Dorsey departure another win for Elliott Management
- Dan Primack, author of Axios Pro Rata

Photo illustration: Sarah Grillo/Axios. Photo: James Brickwood/Fairfax Media via Getty Images
Sing it with me one more time: Elliott Management gets what Elliott Management wants.
Driving the news: Jack Dorsey yesterday stepped down as CEO of Twitter, nearly two years after the activist investor began pushing for his ouster. His replacement will be longtime CTO Parag Agrawal.
- Dorsey didn't mention Elliott in his resignation memo, instead going with some stuff about how it's important for companies to break free of their founders (you'll never guess who founded Square, where Dorsey remains CEO).
- Reminder: Dorsey didn't have voting control at Twitter. He does have it at Square, plus a ton more equity value and fewer political headaches.
What happened: Dorsey seemed to save his skin last March when Twitter agreed to give Elliott a board seat and accept a large new investment/share repurchase agreement with private equity firm Silver Lake (which also joined the board).
- Behind the scenes, however, Twitter's reconstructed board is said to have quickly formed a management structure committee.

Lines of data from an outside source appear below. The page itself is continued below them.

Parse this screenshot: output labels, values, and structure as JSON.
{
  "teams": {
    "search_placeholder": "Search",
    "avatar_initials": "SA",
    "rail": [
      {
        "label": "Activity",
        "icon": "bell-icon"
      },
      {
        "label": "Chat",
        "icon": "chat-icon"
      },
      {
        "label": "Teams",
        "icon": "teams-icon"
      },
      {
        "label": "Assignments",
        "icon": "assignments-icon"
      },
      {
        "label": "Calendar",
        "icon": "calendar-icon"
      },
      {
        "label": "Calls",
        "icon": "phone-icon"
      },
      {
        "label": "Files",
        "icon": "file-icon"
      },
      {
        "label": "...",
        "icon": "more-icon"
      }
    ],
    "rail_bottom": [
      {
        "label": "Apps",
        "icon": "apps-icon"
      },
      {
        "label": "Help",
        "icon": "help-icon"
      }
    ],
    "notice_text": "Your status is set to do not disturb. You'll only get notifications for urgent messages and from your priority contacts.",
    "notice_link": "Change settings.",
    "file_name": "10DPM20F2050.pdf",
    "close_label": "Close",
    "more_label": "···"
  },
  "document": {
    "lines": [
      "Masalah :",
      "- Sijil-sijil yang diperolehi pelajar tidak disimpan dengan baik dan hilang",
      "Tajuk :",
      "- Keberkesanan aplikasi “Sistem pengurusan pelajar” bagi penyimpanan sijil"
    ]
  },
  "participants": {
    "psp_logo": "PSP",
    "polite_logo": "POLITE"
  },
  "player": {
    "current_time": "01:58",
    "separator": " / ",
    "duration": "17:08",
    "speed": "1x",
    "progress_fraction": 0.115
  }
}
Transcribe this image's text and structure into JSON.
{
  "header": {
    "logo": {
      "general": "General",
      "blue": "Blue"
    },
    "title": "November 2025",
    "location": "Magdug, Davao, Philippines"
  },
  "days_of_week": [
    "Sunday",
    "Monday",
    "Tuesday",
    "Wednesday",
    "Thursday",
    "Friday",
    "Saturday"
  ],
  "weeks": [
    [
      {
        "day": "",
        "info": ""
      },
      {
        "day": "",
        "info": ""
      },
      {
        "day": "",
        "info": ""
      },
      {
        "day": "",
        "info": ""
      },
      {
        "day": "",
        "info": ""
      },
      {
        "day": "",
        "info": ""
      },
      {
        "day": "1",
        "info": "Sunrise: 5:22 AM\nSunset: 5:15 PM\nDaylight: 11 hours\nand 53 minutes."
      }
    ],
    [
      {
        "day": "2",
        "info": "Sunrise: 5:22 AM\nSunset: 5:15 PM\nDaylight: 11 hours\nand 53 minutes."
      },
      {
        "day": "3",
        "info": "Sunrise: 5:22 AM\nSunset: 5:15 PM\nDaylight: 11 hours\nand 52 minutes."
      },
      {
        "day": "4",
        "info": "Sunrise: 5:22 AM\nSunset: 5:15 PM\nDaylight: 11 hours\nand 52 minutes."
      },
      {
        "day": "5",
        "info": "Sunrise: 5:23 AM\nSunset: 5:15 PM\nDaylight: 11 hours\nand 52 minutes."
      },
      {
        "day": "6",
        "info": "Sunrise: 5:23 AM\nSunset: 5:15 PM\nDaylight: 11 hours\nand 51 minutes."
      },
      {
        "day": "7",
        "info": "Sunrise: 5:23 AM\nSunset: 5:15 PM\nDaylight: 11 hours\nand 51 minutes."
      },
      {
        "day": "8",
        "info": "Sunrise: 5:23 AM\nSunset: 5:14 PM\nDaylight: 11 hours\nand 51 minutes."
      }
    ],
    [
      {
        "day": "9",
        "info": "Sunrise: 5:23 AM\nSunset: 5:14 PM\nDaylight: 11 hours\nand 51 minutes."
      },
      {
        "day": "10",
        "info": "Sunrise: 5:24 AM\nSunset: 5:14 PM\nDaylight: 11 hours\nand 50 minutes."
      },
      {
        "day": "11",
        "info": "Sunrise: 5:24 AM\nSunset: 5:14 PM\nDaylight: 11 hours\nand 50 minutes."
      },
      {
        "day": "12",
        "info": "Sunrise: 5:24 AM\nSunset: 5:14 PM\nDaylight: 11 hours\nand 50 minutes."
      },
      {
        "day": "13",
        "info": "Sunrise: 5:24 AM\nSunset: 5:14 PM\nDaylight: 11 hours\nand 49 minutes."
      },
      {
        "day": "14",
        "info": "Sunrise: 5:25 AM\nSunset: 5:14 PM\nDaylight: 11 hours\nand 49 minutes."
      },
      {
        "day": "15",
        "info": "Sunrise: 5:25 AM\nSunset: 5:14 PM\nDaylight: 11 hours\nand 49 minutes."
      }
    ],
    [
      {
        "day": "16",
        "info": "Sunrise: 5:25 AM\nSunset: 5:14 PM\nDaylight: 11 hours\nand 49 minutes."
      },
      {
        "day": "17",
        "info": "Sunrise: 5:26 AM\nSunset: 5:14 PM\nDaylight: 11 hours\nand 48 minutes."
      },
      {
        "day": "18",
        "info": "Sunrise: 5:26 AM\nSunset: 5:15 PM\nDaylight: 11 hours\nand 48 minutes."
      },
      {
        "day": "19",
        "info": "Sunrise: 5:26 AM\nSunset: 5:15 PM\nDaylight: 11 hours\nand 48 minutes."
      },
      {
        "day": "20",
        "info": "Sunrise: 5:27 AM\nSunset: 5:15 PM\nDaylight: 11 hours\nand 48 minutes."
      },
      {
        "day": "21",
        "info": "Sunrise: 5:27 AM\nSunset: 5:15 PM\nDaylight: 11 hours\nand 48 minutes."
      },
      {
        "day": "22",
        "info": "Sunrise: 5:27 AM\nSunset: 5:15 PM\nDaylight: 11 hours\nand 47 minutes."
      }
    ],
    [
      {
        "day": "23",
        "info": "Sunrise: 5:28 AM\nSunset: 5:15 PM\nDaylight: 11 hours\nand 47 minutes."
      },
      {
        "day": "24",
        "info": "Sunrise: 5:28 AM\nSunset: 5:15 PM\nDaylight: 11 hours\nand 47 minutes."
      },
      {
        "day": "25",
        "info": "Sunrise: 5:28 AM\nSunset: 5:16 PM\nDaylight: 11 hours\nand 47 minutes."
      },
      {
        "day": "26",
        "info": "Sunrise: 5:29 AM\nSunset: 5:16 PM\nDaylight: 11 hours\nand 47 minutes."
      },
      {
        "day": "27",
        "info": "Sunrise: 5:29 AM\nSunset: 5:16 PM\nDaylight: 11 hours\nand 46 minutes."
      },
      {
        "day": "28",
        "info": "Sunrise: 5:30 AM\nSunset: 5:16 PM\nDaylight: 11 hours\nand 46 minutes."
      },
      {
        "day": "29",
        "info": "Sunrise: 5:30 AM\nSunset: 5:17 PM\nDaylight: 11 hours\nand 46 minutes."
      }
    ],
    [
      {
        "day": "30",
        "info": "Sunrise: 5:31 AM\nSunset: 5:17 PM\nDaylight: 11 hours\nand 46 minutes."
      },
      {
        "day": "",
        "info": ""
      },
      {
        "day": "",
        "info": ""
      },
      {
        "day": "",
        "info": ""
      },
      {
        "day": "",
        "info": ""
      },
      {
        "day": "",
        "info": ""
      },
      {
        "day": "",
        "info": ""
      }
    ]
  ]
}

- Twitter disclosed last November in an 8-K filing that it had "updated the CEO succession plan in line with best practices."
- That line was intentionally vague, but it basically meant that Twitter had launched a yearlong process to replace Dorsey, the culmination of which was made public yesterday.
Elliott stepped off the board earlier this year, but it continued to be involved — having signed a confidential information-sharing agreement with Twitter.
- The upshot is that Elliott had wanted two things: New management and an increased pace of product innovation.
- On the former, Dorsey is gone and there also have been changes at the chairman level. On the latter, Twitter has rolled out a series of products, including a subscription service called Blue and a Clubhouse knockoff called Spaces.
The bottom line: Elliott's asks often appear fanciful at first blush, whether the target is AT&T or Dell or eBay or Athenahealth or @jack. But, more often than not, its dreams become reality.